Based on a lengthy meta-analysis that found the paclitaxel used in stents and balloons was causing more deaths than use of bare-metal stents, the FDA in March urged providers to consider alternatives. (Also see "FDA Tells Providers To Limit Use Of Paclitaxel-Coated Stents" - Medtech Insight, 20 Mar, 2019.)
Like the FDA, the CMS stated in its OPPS proposal itsconcerns about the use of paclitaxel-coated stents, noting: “There is an increased risk of death following application of the coated balloons and stents in the femoropopliteal artery of the lower limbs, and further investigations are warranted.”
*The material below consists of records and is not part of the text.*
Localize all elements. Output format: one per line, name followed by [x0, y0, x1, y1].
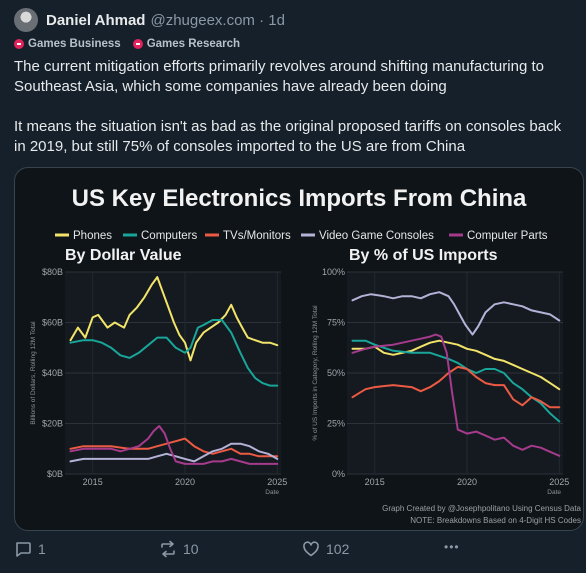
chart-image[interactable]: US Key Electronics Imports From China Ph… [14, 167, 584, 531]
series-line-phones [69, 276, 279, 362]
y-tick-label: $40B [42, 368, 63, 378]
y-tick-label: 25% [327, 419, 345, 429]
y-tick-label: 100% [322, 267, 345, 277]
post-text: The current mitigation efforts primarily… [14, 57, 574, 157]
reply-icon [16, 542, 31, 557]
series-line-video-game-consoles [69, 442, 279, 463]
x-tick-label: 2015 [365, 477, 385, 487]
chart-panel-dollar: $0B $20B $40B $60B $80B 2015 2020 2025 Date Billi… [30, 267, 287, 496]
x-tick-label: 2015 [83, 477, 103, 487]
avatar[interactable] [14, 8, 38, 32]
series-line-tvs-monitors [69, 437, 279, 458]
like-button[interactable]: 102 [302, 540, 349, 558]
tag-label: Games Research [146, 38, 241, 50]
legend-label: Computers [141, 230, 197, 242]
series-line-computer-parts [351, 333, 561, 457]
legend-label: Phones [73, 230, 112, 242]
more-options-button[interactable]: ••• [444, 540, 460, 554]
y-axis-label: Billions of Dollars, Rolling 12M Total [30, 321, 37, 425]
y-tick-label: 75% [327, 318, 345, 328]
chart-title-right: By % of US Imports [349, 247, 498, 264]
chart-credit: Graph Created by @Josephpolitano Using C… [382, 504, 581, 513]
legend-label: Computer Parts [467, 230, 548, 242]
legend: Phones Computers TVs/Monitors Video Game Co… [55, 230, 548, 242]
tag-label: Games Business [28, 38, 121, 50]
x-axis-label: Date [547, 489, 561, 496]
repost-icon [161, 540, 175, 558]
reply-button[interactable]: 1 [14, 540, 46, 558]
chart-title-left: By Dollar Value [65, 247, 182, 264]
y-tick-label: $80B [42, 267, 63, 277]
like-count: 102 [326, 541, 350, 557]
legend-label: Video Game Consoles [319, 230, 434, 242]
x-tick-label: 2020 [175, 477, 195, 487]
y-tick-label: $20B [42, 419, 63, 429]
legend-label: TVs/Monitors [223, 230, 291, 242]
chart-note: NOTE: Breakdowns Based on 4-Digit HS Cod… [410, 516, 581, 525]
heart-icon [303, 541, 319, 557]
tag-icon [14, 39, 24, 49]
tags: Games Business Games Research [14, 38, 240, 50]
reply-count: 1 [38, 541, 46, 557]
post-paragraph: The current mitigation efforts primarily… [14, 58, 544, 95]
chart-panel-percent: 0% 25% 50% 75% 100% 2015 2020 2025 Date % of US I… [312, 267, 569, 496]
tag-games-research[interactable]: Games Research [132, 38, 241, 50]
more-icon: ••• [444, 540, 460, 554]
author-handle[interactable]: @zhugeex.com · 1d [150, 11, 285, 29]
y-tick-label: 50% [327, 368, 345, 378]
series-line-tvs-monitors [351, 365, 561, 409]
chart-figure: US Key Electronics Imports From China Ph… [30, 185, 582, 525]
series-line-phones [351, 339, 561, 391]
series-line-video-game-consoles [351, 291, 561, 336]
series-line-computers [69, 319, 279, 387]
x-tick-label: 2025 [267, 477, 287, 487]
x-tick-label: 2020 [457, 477, 477, 487]
x-axis-label: Date [265, 489, 279, 496]
tag-games-business[interactable]: Games Business [14, 38, 121, 50]
author-name[interactable]: Daniel Ahmad [46, 11, 146, 29]
repost-count: 10 [183, 541, 199, 557]
y-axis-label: % of US Imports in Category, Rolling 12M… [312, 305, 319, 441]
y-tick-label: $0B [47, 469, 63, 479]
x-tick-label: 2025 [549, 477, 569, 487]
action-bar: 1 10 102 ••• [14, 540, 574, 562]
y-tick-label: $60B [42, 318, 63, 328]
y-tick-label: 0% [332, 469, 345, 479]
figure-title: US Key Electronics Imports From China [72, 185, 527, 212]
tag-icon [132, 39, 143, 49]
post-paragraph: It means the situation isn't as bad as t… [14, 118, 562, 155]
series-line-computer-parts [69, 425, 279, 465]
post-header: Daniel Ahmad @zhugeex.com · 1d [14, 8, 285, 32]
repost-button[interactable]: 10 [159, 540, 199, 558]
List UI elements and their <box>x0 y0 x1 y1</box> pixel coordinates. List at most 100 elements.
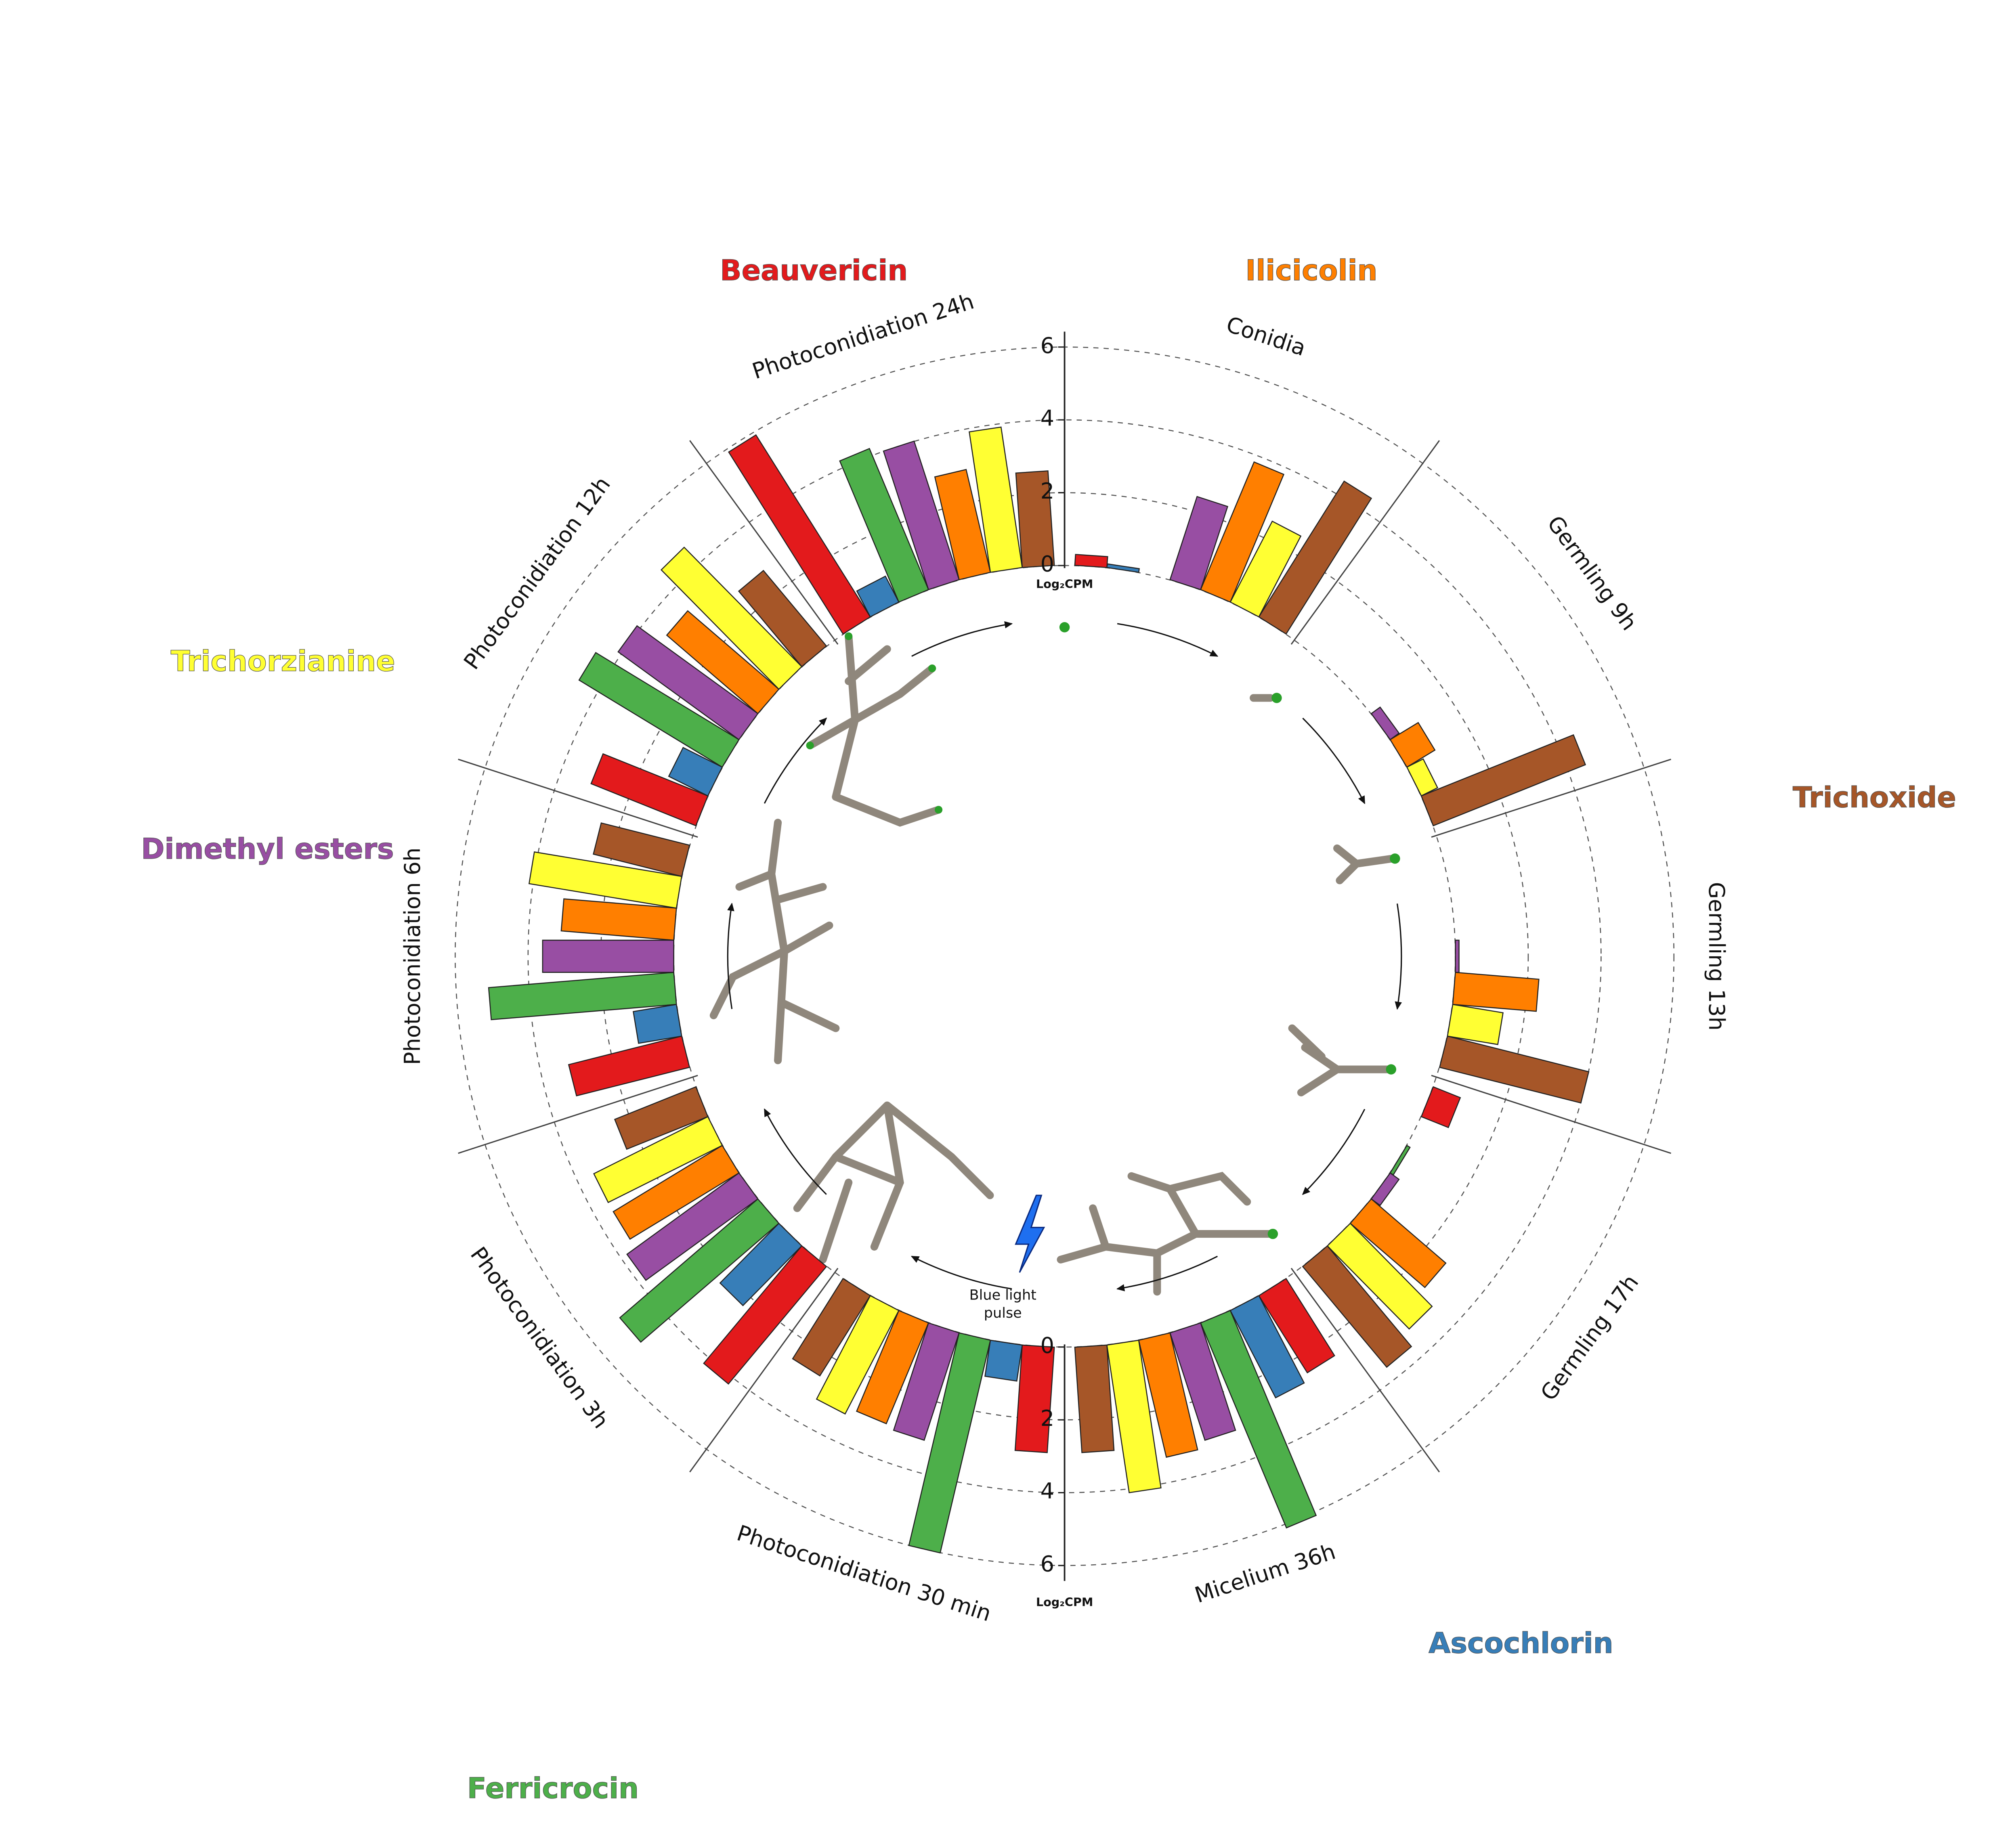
cycle-arrow <box>764 717 827 804</box>
bar <box>1169 496 1229 591</box>
bar <box>619 1198 780 1343</box>
sector-divider <box>1431 759 1672 838</box>
bar <box>1302 1245 1412 1368</box>
bar <box>1406 758 1439 797</box>
bar <box>614 1086 709 1150</box>
bar <box>1370 1172 1400 1206</box>
cycle-arrow <box>1116 1255 1218 1291</box>
bar <box>1455 939 1460 973</box>
category-label: Germling 13h <box>1704 882 1729 1031</box>
bar <box>626 1172 759 1281</box>
bar <box>1138 1332 1198 1458</box>
bar <box>578 652 740 768</box>
category-label: Photoconidiation 6h <box>400 848 425 1065</box>
bar <box>632 1004 682 1044</box>
legend-label: Ascochlorin <box>1429 1626 1613 1660</box>
bar <box>703 1245 827 1385</box>
blue-light-bolt <box>1015 1195 1045 1273</box>
y-tick-label: 6 <box>1041 1551 1054 1577</box>
bar <box>1389 1144 1411 1176</box>
category-label: Conidia <box>1223 312 1309 361</box>
bar <box>613 1144 740 1240</box>
bar <box>816 1295 900 1415</box>
category-label: Photoconidiation 12h <box>459 472 615 674</box>
legend-label: Trichoxide <box>1793 781 1956 814</box>
bar <box>1106 1339 1162 1494</box>
category-label: Germling 17h <box>1536 1270 1643 1405</box>
axis-label: Log₂CPM <box>1036 577 1093 591</box>
y-tick-label: 4 <box>1041 1478 1054 1504</box>
bar <box>1200 1310 1317 1529</box>
cycle-arrow <box>911 621 1013 657</box>
bar <box>1169 1322 1236 1441</box>
bar <box>1014 1344 1055 1453</box>
bar <box>1420 734 1586 827</box>
y-tick-label: 2 <box>1041 478 1054 504</box>
annotation: Blue light <box>969 1287 1036 1303</box>
category-label: Germling 9h <box>1542 511 1642 635</box>
sector-divider <box>1290 440 1440 645</box>
sector-divider <box>689 440 839 645</box>
cycle-arrow <box>1395 903 1402 1010</box>
sector-divider <box>458 1075 698 1154</box>
legend-label: Trichorzianine <box>171 645 395 678</box>
bar <box>719 1222 803 1306</box>
bar <box>893 1322 960 1441</box>
bar <box>1229 520 1302 618</box>
cycle-arrow <box>1117 623 1219 657</box>
bar <box>1407 1117 1421 1145</box>
bar <box>568 1035 690 1097</box>
bar <box>1229 1295 1305 1399</box>
legend-label: Ilicicolin <box>1245 254 1377 287</box>
bar <box>1200 461 1285 603</box>
y-tick-label: 0 <box>1041 551 1054 577</box>
bar <box>839 448 929 603</box>
bar <box>792 1278 871 1377</box>
bar <box>1139 572 1170 580</box>
hyphae <box>709 632 1397 1296</box>
bar <box>1447 1004 1504 1045</box>
cycle-arrow <box>910 1255 1012 1290</box>
sector-divider <box>1431 1075 1672 1154</box>
legend-label: Ferricrocin <box>467 1772 639 1805</box>
legend-label: Dimethyl esters <box>141 832 394 866</box>
spores <box>806 622 1400 1239</box>
bar <box>1074 1344 1115 1453</box>
bar <box>908 1332 991 1554</box>
bar <box>1350 689 1371 713</box>
annotation: pulse <box>984 1305 1022 1321</box>
category-label: Photoconidiation 24h <box>749 288 977 384</box>
bar <box>1106 563 1140 573</box>
bar <box>666 610 780 715</box>
bar <box>856 575 900 618</box>
bar <box>1370 706 1400 740</box>
cycle-arrow <box>1302 1109 1366 1195</box>
life-cycle-illustration <box>709 622 1400 1296</box>
bar <box>488 972 677 1021</box>
cycle-arrow <box>1302 717 1366 805</box>
sector-divider <box>689 1268 839 1473</box>
bar <box>934 469 991 581</box>
bar <box>1074 554 1108 568</box>
bar <box>1453 908 1456 940</box>
bar <box>593 822 690 877</box>
bar <box>856 1310 929 1425</box>
bar <box>590 753 709 827</box>
y-tick-label: 2 <box>1041 1406 1054 1431</box>
bar <box>984 1339 1023 1382</box>
y-tick-label: 6 <box>1041 333 1054 358</box>
bar <box>1349 1198 1447 1289</box>
bar <box>1328 666 1351 689</box>
bar <box>1326 1222 1433 1330</box>
legend-label: Beauvericin <box>720 254 908 287</box>
bar <box>883 440 960 591</box>
cycle-arrow <box>727 903 734 1009</box>
bar <box>1452 972 1540 1012</box>
bar <box>1439 1035 1590 1104</box>
category-label: Micelium 36h <box>1192 1538 1338 1608</box>
grid-circle <box>673 565 1456 1348</box>
bar <box>668 747 723 797</box>
y-tick-label: 0 <box>1041 1333 1054 1358</box>
bar <box>738 570 827 668</box>
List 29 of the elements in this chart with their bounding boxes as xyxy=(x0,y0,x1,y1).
In its review of the sponsor’s application, the agency also questioned the “lack of sufficient evidence that the Eluvia stent provides a substantial clinical improvement over similar products,” noting that they had not been presented with any longer-term (two-year or five-year) data on the performance and safety of the stent.
The Medicare agency also asked for public comments on whether the Eluvia stent meets specific payment criteria for pass-through payments, saying its average costs of $5,768 “did not exceed the [required] 10% of the APC (ambulatory payment classification) payment amount for the device of $4,996.”
Rule To Take Effect Next Year
The proposed CMS OPPS rule would take effect on 1 January 2020. Comments on the proposal are due on 27 September under docket No. CMS-1717-P.